Monsieur [S] [V] expose qu'il perçoit le revenu de solidarité active. Il a deux enfants en garde alternée. Il va déposer un dossier de surendettement.
A l’issue de l’audience, le Président a indiqué que le prononcé du jugement aura lieu le 10 février 2025, par la mise à disposition de la décision au greffe du Tribunal.
SUR CE
L'article 24 de la loi du 6 juillet 1989 dispose que l'assignation aux fins de constat ou de prononcé de la résiliation est notifiée à la diligence du commissaire de justice au représentant de l'Etat dans le département au moins six semaines avant l'audience. En l'espèce, la dénonciation de l'assignation à la Préfecture ayant été faite le 11 juillet 2024, soit six semaines avant la date d'audience, la procédure est recevable.
Sur le montant des loyers dus
Le locataire a cessé de régler régulièrement les loyers, il est dû une somme de 8.380,55 euros au titre des loyers et charges, selon décompte arrêté au 10 décembre 2024.
Le locataire doit être condamné au paiement de cette somme au titre des loyers échus et des charges, assortie des intérêts moratoires à compter de la présente décision.
Sur la clause résolutoire
Le bail signé par les parties contient une clause résolutoire qui prévoit qu'à défaut de paiement d'un seul loyer à l'échéance fixée et deux mois après commandement de payer resté sans effet le bail sera résilié de plein droit.
Par exploit du 19 février 2024, le bailleur a fait délivrer au locataire un commandement de payer la somme de 3.096,75 euros au titre des loyers échus.
Ce commandement contient la mention que le locataire dispose d'un délai de deux mois pour payer sa dette, le montant mensuel du loyer et des charges, le décompte de la dette, l'avertissement qu'à défaut de paiement ou d'avoir sollicité des délais de paiement, le locataire s'expose à une procédure judiciaire de résiliation de son bail et d'expulsion, la mention de la possibilité pour le locataire de saisir le fonds de solidarité pour le logement de son département, dont l'adresse est précisée, aux fins de solliciter une aide financière et la mention de la possibilité pour le locataire de saisir, à tout moment, la juridiction compétente aux fins de demander un délai de grâce sur le fondement de l'article 1343-5 du code civil. Il est en conséquence régulier et ses causes n'ont pas été réglées dans les deux mois de sa signification.
Il convient donc de constater que la clause résolutoire est acquise au bailleur.

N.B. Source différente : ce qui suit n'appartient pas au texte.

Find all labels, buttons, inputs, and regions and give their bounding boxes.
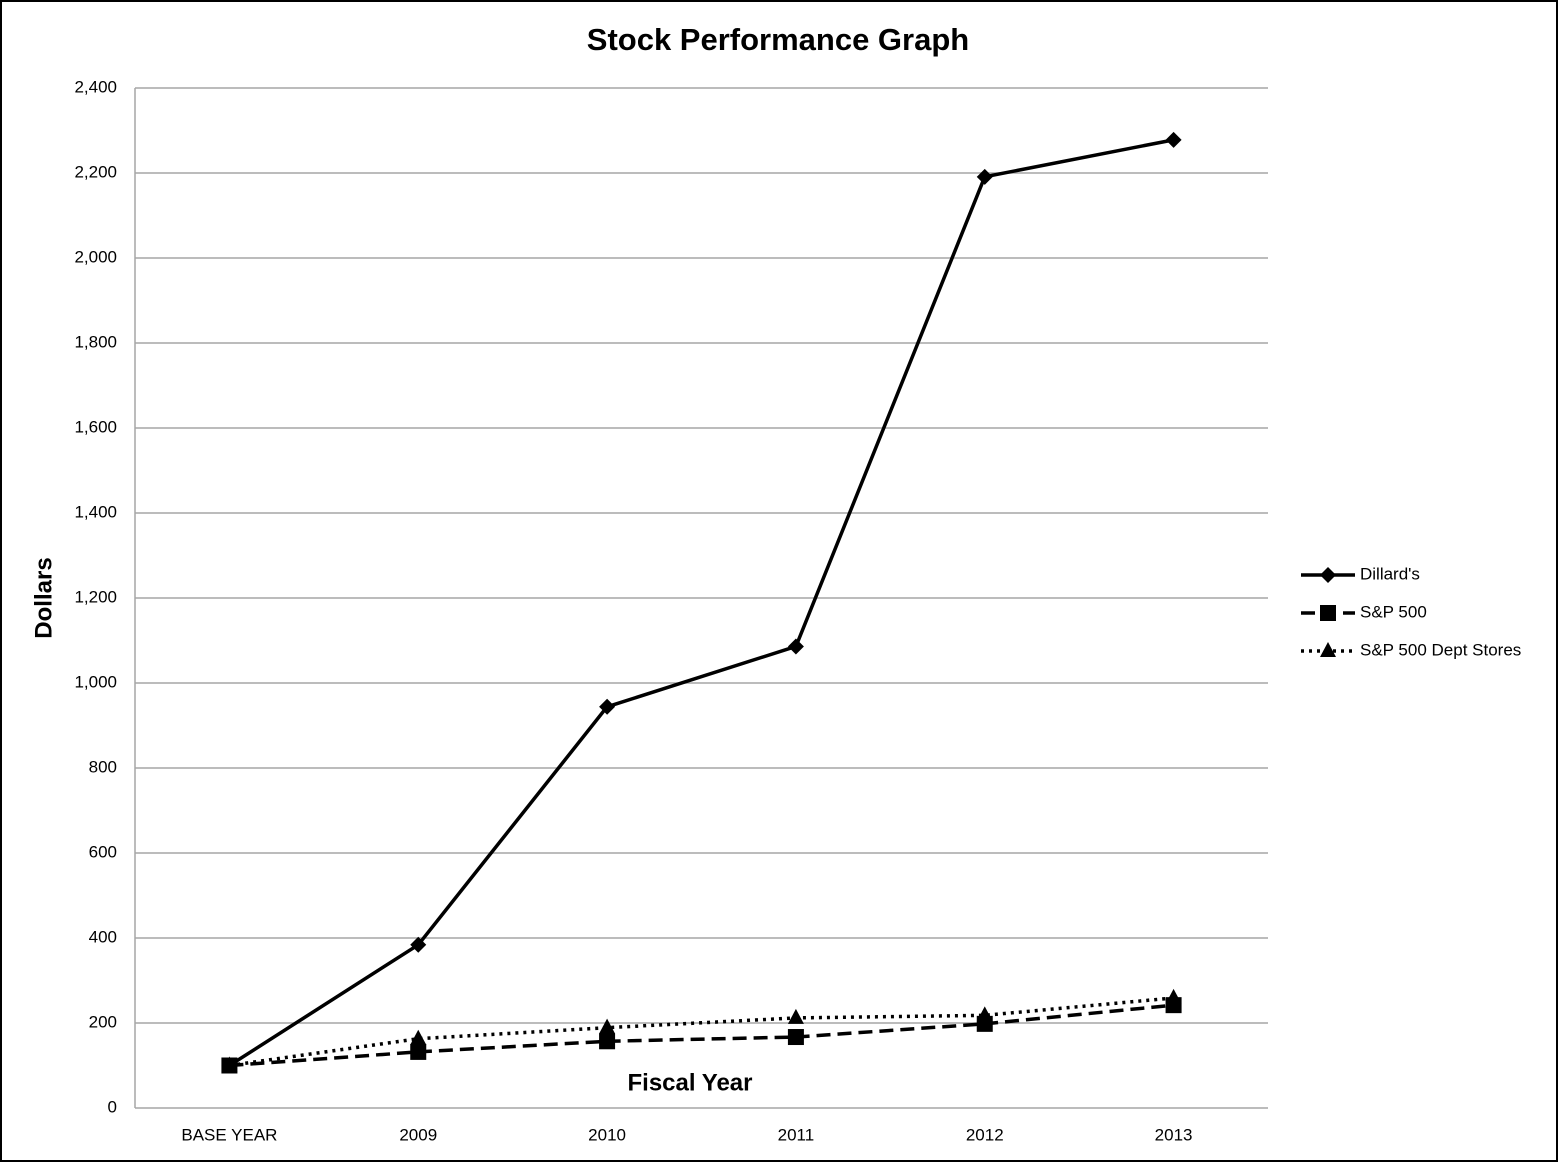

La procédure d'expulsion se poursuivra et l'indemnité d'occupation, due par le locataire jusqu'à sa sortie effective des lieux, sera fixée au montant du loyer et des charges que le locataire aurait payé en cas de non-résolution du bail, soit la somme de 815,41 euros.
Il n'y a pas lieu d'ordonner une astreinte, cette mesure n'étant pas de nature à faciliter une exécution sur les personnes.
Sur les demandes annexes
Il ne paraît pas équitable de faire application de l'article 700 du Code de Procédure Civile.